A la una de la tarde, Jack y Lucy estaban en el Quarter, paseando hacia el río por la calle Toulouse, esquivando los grupos de turistas. Jack intentaba explicarle cómo era Jerry Boylan:

– No sabía qué hacer con él. Teníamos que irnos de allí, así que le llevé al bar de Roy.

– Para tener una segunda opinión -dijo Lucy.

– Ayer era el último día de Roy. Nos íbamos a encontrar igualmente cuando yo acabase de registrar la habitación del coronel… Esta mañana he visto a Cullen y le he dado todos los datos.

– Me dijo que iba a quedar contigo. Y algo de controlar las cuentas bancarias.

– Sí, se ingresan diez pavos para ver si aún están abiertas, o se consigue algún otro dato. Cullen estaba un poco nervioso, después de veintisiete años. ¿Te dio algún problema?

– Se pasa la mayor parte del tiempo en la cocina, con Dolores. No ha hecho una comida decente en todos esos años.

– No es eso lo único que no ha hecho. Dile a Dolores que si se pasa le dé con una cacerola.

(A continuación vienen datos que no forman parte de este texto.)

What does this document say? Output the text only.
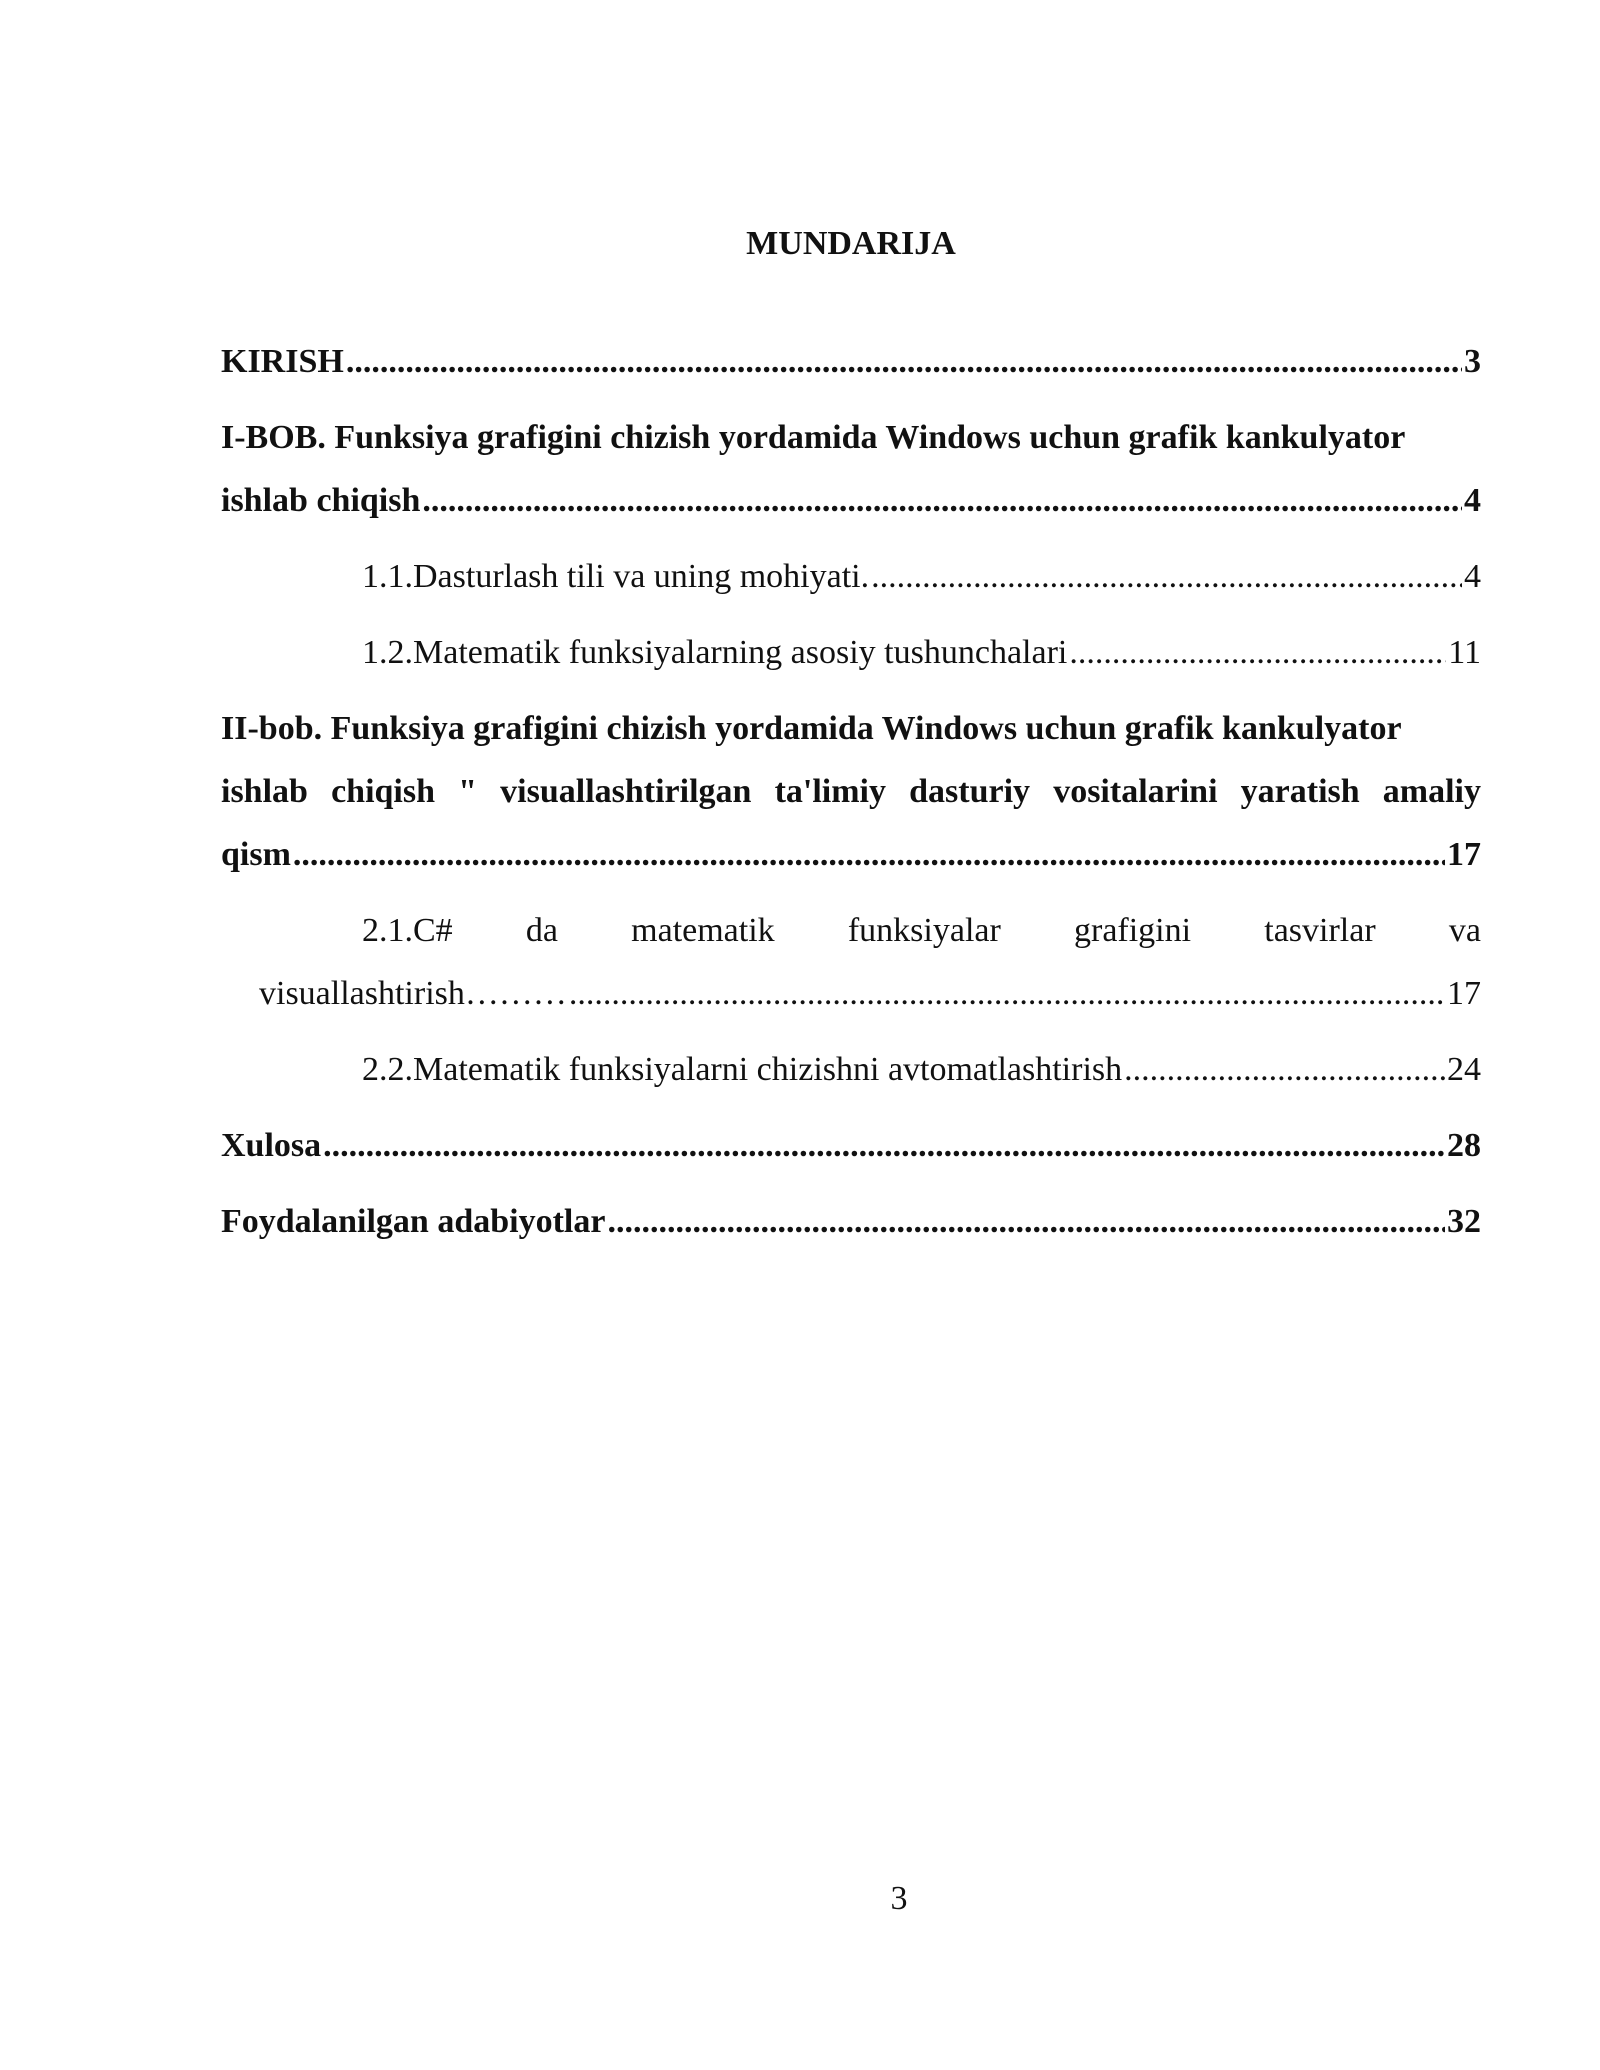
MUNDARIJA
KIRISH .....	3
I-BOB. Funksiya grafigini chizish yordamida Windows uchun grafik kankulyator
ishlab chiqish .....	4
1.1.Dasturlash tili va uning mohiyati. .....	4
1.2.Matematik funksiyalarning asosiy tushunchalari .....	11
II-bob. Funksiya grafigini chizish yordamida Windows uchun grafik kankulyator
ishlab chiqish " visuallashtirilgan ta'limiy dasturiy vositalarini yaratish amaliy
qism .....	17
2.1.C# da matematik funksiyalar grafigini tasvirlar va
visuallashtirish……… .....	17
2.2.Matematik funksiyalarni chizishni avtomatlashtirish .....	24
Xulosa .....	28
Foydalanilgan adabiyotlar .....	32
3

– Me gusta. Creo que es simpático.

– A ti te gusta todo el mundo. -Le dedicó una sonrisa. Pero ella estaba mirando unas figuras de escayola que representaban a la Madre y el Niño, a María con el pie sobre la serpiente, al Sagrado Corazón, imágenes cubiertas de polvo en un escaparate deslucido. Al pasar por delante, dijo:

– Todo esto te ayudaba a creer, ¿verdad? Te atrapaban con el ritual, con la solemnidad.

– Algún día hablaremos de eso.

Y por fin la vio sonreír; compuesta aquella tarde como la hermana Lucy, con una sencilla blusa azul de algodón y una falda caqui, dispuesta a conocer a Jerry Boylan en el papel de una monja de Nicaragua y no distraerlo con otras cosas. Este le había dicho a Jack que el mes anterior había estado en Nicaragua, y Lucy lo comprobaría.

– Así que me llevé a Boylan al International, ¿sabes?, un espectáculo de mujeres desnudas. Bailarinas exóticas de todo el mundo, Shreveport y East Texas. Entramos, y Roy estaba con Jimmy Linahan, el dueño del local. Roy bebía y Jimmy le servía las copas, intentando convencerle de que se quedase. Le estaba ofreciendo más sueldo, una parte de los beneficios… Cuando llegamos a la mesa, Jimmy le estaba diciendo a Roy que había nacido para ese trabajo. Decía que Dios le había concedido un don especial para tratar con turistas y con borrachos.

– ¿Cuándo lo conoceré?

– Más tarde, probablemente esta noche. Así que nos sentamos. Enseguida pudo verse que Boylan y Jimmy Linahan se iban a llevar bien. Linahan es una especie de irlandés profesional, ¿sabes?, y ésa era la cuestión. Se prendó de todo lo que dijo Boylan, se lo tragó todo. Boylan empezó a hablar de los mundialmente famosos pubs de Dublín, y Roy le interrumpía: «¿Famosos por qué? ¿Por sus borrachos?» Roy ya estaba medio mona, con esa mirada dura que se le pone. Boylan dijo: «¿A qué se va a esos sitios, si no es a agarrar una turca?» Recuerdo que mencionó el Mulligan y el Bailey, pubs que según él eran famosos por Joyce. Roy tal vez sepa quién es James Joyce, no estoy seguro, pero no importa. Si le hablas de libros, se cree que vas de superior. En cuanto Boylan empezó a hablar, se notó que Roy iría a por él. Roy me miró y dijo: «Me voy a ir antes de que coja el nuevo tipo de sida.» Boylan preguntó: «¿Qué tipo?» Y Roy dijo: «El sida de oído. Se coge por escuchar a los gilipollas.»